The date is an example which can be stored and presented many ways depending on the country of origin.  The format MM/DD/YY is common to the United States. Most of Europe uses DD/MM/YY. Japan uses YY/MM/DD. The separators may be slashes, dashes or periods. Some locales print leading zeroes, others suppress them. If a native Japanese speaker is reading a US English web page from a web site in Germany that contains the date 03/04/02 how do they interpret it?

ISO 8601 specifies YYYY-MM-DD, 2003-11-05. Looking at 11/05/03 on a document a US citizen would read as November 5, 2003 and some in Japan would see May 3, 2011.

Below is a record from the USPS that contains a scan of a mailing document within the USPS process. Highlighted in bold is the date including a time stamp for when the document was scanned at the USPS sort facility.

21280,891,09/20/2013 23:59:59,80919123412,00050021280300000060
30026,919,03/08/2013 05:36:44,30047430337,00270121280300000061

The programmer must define the record layout of each field for processing. This record contains five fields which are described below. The task of the developer is to determine the layout of the date and how to parse the information and store the data. Below is a snippet of code which outlines the format of the date field.

FILE NAME=Description='OneCode Confirm data file',FORMAT=CSV, 
  FIELD=(uspszip,1), 
  FIELD=(opcode,2), 
  FIELD=(datetime,3), 
  FIELD=(userzip,4), 
  FIELD=(uniqueid,5);

The date format the developer would present on a document as:

September 20, 2013 11:59PM and March 8, 2013 5:36AM 

Might be coded as:

DOCTRACKINGDBSESSIONINIT=alter session set NLS_DATE_FORMAT = 'yyyy-mm-dd';alter session set NLS_TIMESTAMP_FORMAT = 'yyyy- mm-dd   HH24:MI:SS' 

The process of storing date information as numeric values allows the processing environment to sort effectively and quickly. Storing months by name does not allow correct sort routines.
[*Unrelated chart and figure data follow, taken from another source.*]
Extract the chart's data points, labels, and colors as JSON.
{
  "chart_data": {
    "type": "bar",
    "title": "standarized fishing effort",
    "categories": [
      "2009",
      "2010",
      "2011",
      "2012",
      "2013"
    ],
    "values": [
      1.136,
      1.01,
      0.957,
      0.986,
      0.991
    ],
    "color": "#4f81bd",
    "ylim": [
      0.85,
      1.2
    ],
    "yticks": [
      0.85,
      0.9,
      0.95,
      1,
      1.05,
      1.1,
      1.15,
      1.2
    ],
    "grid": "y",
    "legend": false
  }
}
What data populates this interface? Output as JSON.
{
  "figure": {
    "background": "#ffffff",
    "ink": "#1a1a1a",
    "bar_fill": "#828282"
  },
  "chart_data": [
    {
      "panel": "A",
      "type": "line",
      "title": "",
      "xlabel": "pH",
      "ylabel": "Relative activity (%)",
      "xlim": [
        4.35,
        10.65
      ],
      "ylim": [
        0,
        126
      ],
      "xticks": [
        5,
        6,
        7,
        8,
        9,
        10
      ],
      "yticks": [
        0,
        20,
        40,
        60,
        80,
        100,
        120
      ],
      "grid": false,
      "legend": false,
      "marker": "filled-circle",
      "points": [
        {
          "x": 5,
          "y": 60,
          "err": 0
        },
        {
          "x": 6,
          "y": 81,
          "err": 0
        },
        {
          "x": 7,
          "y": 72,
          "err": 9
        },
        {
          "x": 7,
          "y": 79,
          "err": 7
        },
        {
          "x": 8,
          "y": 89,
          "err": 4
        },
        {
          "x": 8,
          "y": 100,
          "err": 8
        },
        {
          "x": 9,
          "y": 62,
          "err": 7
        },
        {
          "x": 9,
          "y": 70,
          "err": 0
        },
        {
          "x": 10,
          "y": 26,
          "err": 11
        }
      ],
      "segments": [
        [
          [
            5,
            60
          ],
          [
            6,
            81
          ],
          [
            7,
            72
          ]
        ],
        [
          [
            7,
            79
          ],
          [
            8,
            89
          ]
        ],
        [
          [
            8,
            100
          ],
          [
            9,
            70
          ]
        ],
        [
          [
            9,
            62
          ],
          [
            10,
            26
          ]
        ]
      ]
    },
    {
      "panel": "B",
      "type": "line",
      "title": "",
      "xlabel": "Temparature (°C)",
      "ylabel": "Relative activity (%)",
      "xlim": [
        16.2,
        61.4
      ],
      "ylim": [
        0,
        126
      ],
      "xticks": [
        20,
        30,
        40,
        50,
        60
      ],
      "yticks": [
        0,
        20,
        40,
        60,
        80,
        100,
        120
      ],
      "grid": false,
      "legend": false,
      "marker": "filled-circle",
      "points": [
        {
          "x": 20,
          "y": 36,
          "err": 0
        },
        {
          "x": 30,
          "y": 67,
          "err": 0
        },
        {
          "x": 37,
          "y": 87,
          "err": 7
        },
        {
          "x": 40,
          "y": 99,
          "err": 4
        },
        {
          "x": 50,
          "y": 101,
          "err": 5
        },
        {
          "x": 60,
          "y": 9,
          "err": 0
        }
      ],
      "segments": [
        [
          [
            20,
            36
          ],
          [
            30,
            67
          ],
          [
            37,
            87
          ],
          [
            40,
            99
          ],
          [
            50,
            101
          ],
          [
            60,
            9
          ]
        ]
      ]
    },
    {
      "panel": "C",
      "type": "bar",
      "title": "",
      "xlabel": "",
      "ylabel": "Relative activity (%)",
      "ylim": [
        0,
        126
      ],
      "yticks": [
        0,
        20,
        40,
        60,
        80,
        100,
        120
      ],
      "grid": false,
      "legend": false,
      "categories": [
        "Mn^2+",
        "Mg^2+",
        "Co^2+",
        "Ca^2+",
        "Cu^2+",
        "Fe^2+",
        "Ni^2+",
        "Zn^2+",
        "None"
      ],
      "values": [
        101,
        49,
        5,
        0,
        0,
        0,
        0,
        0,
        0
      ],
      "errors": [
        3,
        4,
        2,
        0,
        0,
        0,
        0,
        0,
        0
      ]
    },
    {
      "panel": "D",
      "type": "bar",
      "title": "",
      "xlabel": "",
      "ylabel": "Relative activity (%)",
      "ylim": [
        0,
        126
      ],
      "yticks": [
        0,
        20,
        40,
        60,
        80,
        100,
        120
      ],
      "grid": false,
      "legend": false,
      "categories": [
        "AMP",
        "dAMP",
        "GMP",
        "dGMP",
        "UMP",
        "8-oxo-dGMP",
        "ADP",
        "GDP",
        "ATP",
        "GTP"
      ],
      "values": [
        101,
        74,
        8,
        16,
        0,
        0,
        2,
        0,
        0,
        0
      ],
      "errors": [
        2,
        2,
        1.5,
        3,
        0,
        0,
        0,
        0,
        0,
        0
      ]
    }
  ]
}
Currency storage can be basic, but presentment is the challenge. Storing the value as numeric only has its advantages, but the final presentment requires a process. Storage of the value of 1,234.99 would be 123499 and -1,234.99 would be store as 123499-.

Presenting the amount depends on the origin or the consumer. The developer would be required to format the data and place commas and decimals when required. The dollar value above can be presented as $1,234.99 where as the negative value can be presented as:

$1,234.99- 
-$1,234.99 
($1,234.99) 

Different currencies have different formatting practices, for example separating thousands with commas or periods, and some have different numbers of decimal places.

Similar conventions apply to telephone numbers in different countries (e.g. France, where numbers are presented 0A.BB.BB.BB.BB), and to other data types (e.g. social security and health insurance numbers), depending on the business application area.